Kaylee Ackel hopes that trend will soon reverse thanks to data she’s been able to provide policy-makers.
Ackel is enrolled in the University of Louisiana at Lafayette’s online Doctor of Nursing Practice program and says she’s unique among her cohort. While the majority of DNP students are nurse practitioners, Ackel’s background is administration and teaching. She’s an assistant professor in the College of Nursing at Northwestern State University in Natchitoches.
“When I started teaching, I felt like earning my DNP would be beneficial to help me bridge that gap,” she says. “I felt it would put me in a better position to serve my students and in healthcare overall.”
With her background, Ackel needed additional residency hours to complete the doctoral program. Dr. Jeanne Cartier, associate professor, helped Ackel find a solution. Dr. Cartier is a former board member for the National Organization of Nurse Practitioner Faculties, or NONPF, and was able to connect Ackel with organization CEO Dr. Mary Beth Bigley.
Dr. Bigley offered Ackel the opportunity to take on a project analyzing the Advanced Nursing Education Grant program under Title VIII, looking at funding that goes directly to students.
“I pored over hours of Excel sheets, and analyzed Title VIII policies over the last seven years,” Ackel says. “The findings showed that traineeship grant money for that program has decreased.”
Since 2017, Ackel says, a policy shift has meant less money for nursing students to pursue advanced degrees while higher education costs are rising along with the need for primary care providers.
“Nurse practitioners are positioned to address that because they serve primary care populations,” Ackel says. “To simultaneously be needing nurse practitioners but not funding them is not ideal.”
Dr.
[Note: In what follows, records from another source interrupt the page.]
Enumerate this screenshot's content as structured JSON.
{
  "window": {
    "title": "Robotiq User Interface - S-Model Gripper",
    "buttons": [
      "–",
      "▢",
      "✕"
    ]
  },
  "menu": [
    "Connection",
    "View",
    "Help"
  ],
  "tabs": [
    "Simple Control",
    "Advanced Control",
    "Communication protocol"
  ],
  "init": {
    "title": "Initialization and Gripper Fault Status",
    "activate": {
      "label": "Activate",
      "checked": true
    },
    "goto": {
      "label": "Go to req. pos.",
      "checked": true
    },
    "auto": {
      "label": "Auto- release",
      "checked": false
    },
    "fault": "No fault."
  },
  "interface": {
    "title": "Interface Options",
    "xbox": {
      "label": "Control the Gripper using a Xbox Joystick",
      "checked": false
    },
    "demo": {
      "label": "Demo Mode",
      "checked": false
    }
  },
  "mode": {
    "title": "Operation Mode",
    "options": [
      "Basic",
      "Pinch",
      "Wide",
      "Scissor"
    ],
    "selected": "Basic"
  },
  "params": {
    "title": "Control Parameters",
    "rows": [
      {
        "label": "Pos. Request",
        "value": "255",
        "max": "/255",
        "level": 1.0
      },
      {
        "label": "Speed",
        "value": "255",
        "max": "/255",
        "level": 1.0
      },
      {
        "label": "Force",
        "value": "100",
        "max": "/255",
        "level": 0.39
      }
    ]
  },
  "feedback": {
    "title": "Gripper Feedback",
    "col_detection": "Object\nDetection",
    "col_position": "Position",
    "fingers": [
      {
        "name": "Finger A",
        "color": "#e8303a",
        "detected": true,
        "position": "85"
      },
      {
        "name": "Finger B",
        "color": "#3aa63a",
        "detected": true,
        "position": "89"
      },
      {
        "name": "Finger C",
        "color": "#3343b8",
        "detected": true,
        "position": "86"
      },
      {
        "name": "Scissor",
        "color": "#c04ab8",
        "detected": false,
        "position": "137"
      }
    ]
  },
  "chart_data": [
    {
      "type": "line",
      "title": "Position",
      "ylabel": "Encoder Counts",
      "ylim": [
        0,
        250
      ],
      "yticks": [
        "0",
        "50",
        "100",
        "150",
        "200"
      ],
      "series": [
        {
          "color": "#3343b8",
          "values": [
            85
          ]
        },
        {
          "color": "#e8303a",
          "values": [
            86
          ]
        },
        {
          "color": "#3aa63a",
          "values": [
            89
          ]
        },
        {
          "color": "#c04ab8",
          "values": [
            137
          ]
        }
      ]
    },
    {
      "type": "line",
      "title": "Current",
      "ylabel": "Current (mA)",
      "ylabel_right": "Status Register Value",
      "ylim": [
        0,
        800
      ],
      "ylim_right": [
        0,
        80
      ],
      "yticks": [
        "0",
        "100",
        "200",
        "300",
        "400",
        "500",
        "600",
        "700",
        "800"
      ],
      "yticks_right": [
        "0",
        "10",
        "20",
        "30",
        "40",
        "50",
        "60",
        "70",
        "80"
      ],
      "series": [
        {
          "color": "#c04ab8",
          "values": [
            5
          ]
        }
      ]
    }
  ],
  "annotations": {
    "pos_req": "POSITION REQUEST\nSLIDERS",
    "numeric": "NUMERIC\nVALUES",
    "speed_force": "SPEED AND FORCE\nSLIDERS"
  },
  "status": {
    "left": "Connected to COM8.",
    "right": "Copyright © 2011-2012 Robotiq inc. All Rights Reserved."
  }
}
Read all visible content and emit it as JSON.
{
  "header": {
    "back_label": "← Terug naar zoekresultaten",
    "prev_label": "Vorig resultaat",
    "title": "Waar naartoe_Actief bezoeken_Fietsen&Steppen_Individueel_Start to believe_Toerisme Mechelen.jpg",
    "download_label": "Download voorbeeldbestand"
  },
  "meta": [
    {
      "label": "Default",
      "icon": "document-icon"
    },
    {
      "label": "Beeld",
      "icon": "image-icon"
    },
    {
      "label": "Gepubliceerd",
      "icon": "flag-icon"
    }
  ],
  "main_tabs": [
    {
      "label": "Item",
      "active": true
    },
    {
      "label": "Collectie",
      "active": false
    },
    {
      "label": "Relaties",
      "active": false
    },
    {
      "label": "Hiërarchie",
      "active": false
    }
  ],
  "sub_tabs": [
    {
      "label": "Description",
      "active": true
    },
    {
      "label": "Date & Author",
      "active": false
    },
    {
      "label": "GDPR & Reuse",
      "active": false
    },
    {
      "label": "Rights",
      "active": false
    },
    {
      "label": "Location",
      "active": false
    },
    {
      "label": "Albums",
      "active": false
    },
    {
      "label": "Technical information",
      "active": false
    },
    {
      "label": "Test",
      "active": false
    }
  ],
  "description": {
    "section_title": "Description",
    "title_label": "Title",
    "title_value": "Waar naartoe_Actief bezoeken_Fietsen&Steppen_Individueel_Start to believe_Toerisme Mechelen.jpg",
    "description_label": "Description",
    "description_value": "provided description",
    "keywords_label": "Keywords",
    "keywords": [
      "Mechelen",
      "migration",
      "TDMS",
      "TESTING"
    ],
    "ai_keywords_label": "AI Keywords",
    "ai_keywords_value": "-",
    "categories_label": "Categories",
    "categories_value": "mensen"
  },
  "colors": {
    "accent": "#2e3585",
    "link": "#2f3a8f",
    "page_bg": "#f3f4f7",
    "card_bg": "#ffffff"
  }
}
Bigley was able to share Ackel’s findings with nursing policy advocates in Washington, D.C., to try to procure more funding for students pursuing advanced nursing degrees.
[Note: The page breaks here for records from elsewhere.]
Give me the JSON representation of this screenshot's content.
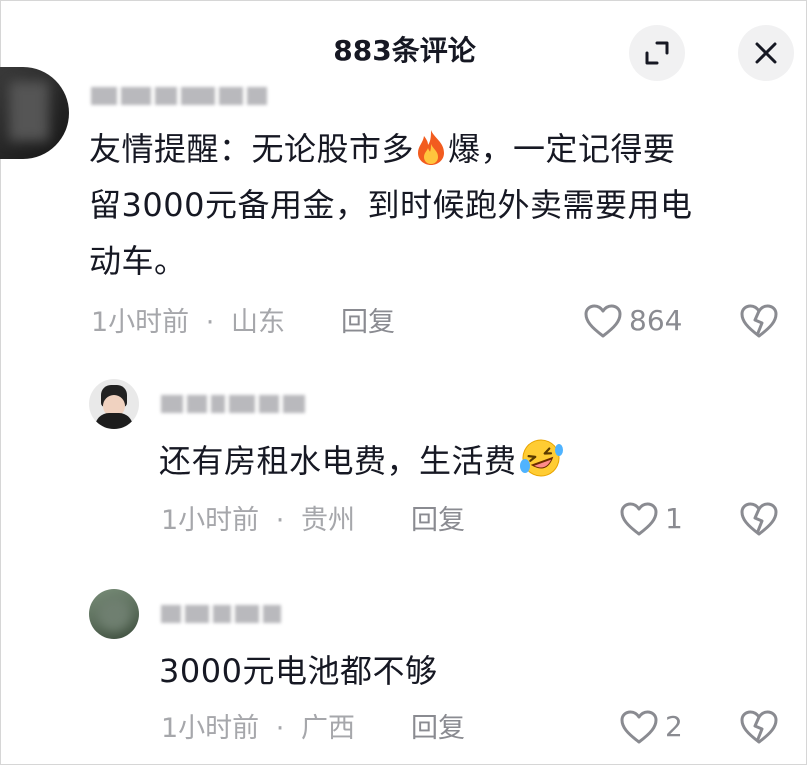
{
  "header": {
    "title": "883条评论",
    "collapse_icon": "collapse-icon",
    "close_icon": "close-icon"
  },
  "comments": [
    {
      "text_line1": "友情提醒：无论股市多",
      "text_line1_after": "爆，一定记得要",
      "text_line2": "留3000元备用金，到时候跑外卖需要用电",
      "text_line3": "动车。",
      "inline_emoji": "fire-emoji",
      "time": "1小时前",
      "separator": "·",
      "location": "山东",
      "reply_label": "回复",
      "likes": "864"
    },
    {
      "text": "还有房租水电费，生活费",
      "inline_emoji": "rolling-laughing-emoji",
      "time": "1小时前",
      "separator": "·",
      "location": "贵州",
      "reply_label": "回复",
      "likes": "1"
    },
    {
      "text": "3000元电池都不够",
      "time": "1小时前",
      "separator": "·",
      "location": "广西",
      "reply_label": "回复",
      "likes": "2"
    }
  ],
  "colors": {
    "text_primary": "#161823",
    "text_meta": "#a6a7ab",
    "header_button_bg": "#f1f1f2"
  }
}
“It’s a tangible product of why I decided to pursue my doctorate in nursing. I wanted to apply my leadership education to nursing, and to be able to do it at such a scale where it impacts not only the future nursing workforce but potentially nursing students really just brings everything together,” Ackel says. “It’s surreal. I’m very hopeful it makes a difference.”
Ackel earned both her bachelor’s and master’s degrees at UL Lafayette. She says returning for her DNP has helped her apply what she’s learned in new and meaningful ways while developing a more detail-oriented perspective, especially in regards to applying evidence to practice.
“It’s shown me some of my own capabilities — things I’d never done before,” says Ackel. “But it’s also shown me this whole new world related to nursing that I was always interested in but was unsure how I could contribute to. Now that I’ve gotten a taste of that, I’m interested in how I can do more in the future.”